A new $4.60 monthly fee will be assessed to those who pay utility bills online, and some customers aren’t happy.
Utility customers Adam Weber and Austin Kolb are petitioning the fee.
Weber said he first noticed the fee when he paid his bill. After reading a Columbia Tribune article on the new charge, Weber was angry.
The fee has always been around $3.20 with no fee on direct transfer, Weber said.
Per the new system, all customers paying their city utility bill online or through automated phone system will be charged a $4.60 fee when using a credit card, debit card or e-check.
“The $4.60 amount was roughly based on the average utility bill paid by customers of the city and the expenses to the city of processing the collection of those payments,” City Treasurer Bette Wordelman said. “The total expenses include the expense of the credit card fees. The credit card transaction fees were the largest part of the expense considered when upgrading the website and the phone system.”
Wordelman said the city has been averaging between $45,000-$50,000 per month in credit card process fees, totaling to nearly $500,000 a year.
The upgrade to the utility bill pay system came as part of new security standards mandated by the credit card industry, Wordelman said.
Kolb, a friend of Weber’s and co-writer of the petition, said he was equally frustrated when Weber told him about the fee.
“I used to do direct transfer. (The charge is) especially ridiculous for me because I only get sewage,” Kolb said. “My bill is between $15 and $20. It’s a little bit less ridiculous to pay $4 on a $150 bill, but I’m paying 25 percent of my bill or more.”
After Kolb was paying his bill in the office and saw the fee, Weber explained the new charge to him. Kolb and Weber wrote the petition and got it online. It currently has 87 signatures.
“The whole point of the petition is to get a bunch of people behind us and bring it to City Council later on,” Weber said.
Weber and Kolb agree that they don’t think many have noticed the fee and feel like many are confused about it.
“People are so used to getting to the end of online checkouts and there are always fees,” Kolb said. “It’s kind of ingrained in us not to question the fees and just click okay.”
Wordelman said there has always been confusion because of the various payment channels and methods of payment used.
Columbia residents can pay their utility bill online or through an automated phone system by credit card, debit card or e-check. Bill payers can also mail in a check or an automatic bank drafting system to pay.
The $4.60 bill-paying fee is charged to those paying online or through the automated phone pay system, regardless of the method of payment, Wordelman said. Automatic bank drafting is the exception to this rule.

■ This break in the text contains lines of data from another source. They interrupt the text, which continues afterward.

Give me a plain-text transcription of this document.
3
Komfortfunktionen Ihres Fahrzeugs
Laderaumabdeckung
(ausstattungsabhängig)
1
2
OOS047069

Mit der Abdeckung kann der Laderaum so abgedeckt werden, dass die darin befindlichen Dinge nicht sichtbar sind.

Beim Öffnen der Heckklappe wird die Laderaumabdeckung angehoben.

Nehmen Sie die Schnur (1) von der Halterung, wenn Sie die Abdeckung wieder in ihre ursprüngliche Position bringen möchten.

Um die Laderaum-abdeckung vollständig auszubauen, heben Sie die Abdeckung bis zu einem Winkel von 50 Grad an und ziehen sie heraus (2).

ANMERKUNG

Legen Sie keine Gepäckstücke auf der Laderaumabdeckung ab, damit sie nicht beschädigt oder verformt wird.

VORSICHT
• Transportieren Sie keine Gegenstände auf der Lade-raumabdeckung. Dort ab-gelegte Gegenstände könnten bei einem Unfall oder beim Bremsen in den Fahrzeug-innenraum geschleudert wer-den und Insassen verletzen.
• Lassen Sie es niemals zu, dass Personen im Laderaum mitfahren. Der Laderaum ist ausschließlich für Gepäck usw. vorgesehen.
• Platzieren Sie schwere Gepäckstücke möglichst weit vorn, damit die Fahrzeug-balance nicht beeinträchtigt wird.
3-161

“If customers sign up for the city's automatic bank draft system, there is no fee charged to the customer for their payments,” Wordelman said. “The city will automatically debit the amount of their bill from their bank account on the due date of their bill.”
The difference between e-checks and automatic bank drafting is the source of most of the confusion.
Wordelman said the bank drafting allows the customer to authorize the city to withdraw on a monthly basis and always gives customers the right to switch it off at any time.
With an e-check, the customer must initiate the payment each time he or she pays a bill.
Automatic bank drafts, e-checks and debit card payments are often confused with each other as the funds come from the customer’s bank account, Wordelman said.
“Obviously there are some people that are angry about it because they were previously using the system free of charge to pay their bills, and it was a very convenient method of payment,” Wordelman said. “The other side of the argument, though, is that the people that were not running up credit card fees because they were paying through cash or check were basically bearing the expense of those credit card fees as well as everyone else.”
Weber said he doesn’t like that the way to get around the charge is to receive a paper bill and pay through the mail.
“I think it’s unnecessary, especially for how forward thinking Columbia is,” Weber said. “I don’t think we should be punished for choosing the greener option.”
Wordelman said the city would like to stress that the automatic bank drafting is the lowest cost, highest accuracy method of paying a utility bill, and that paperless billing is in the works.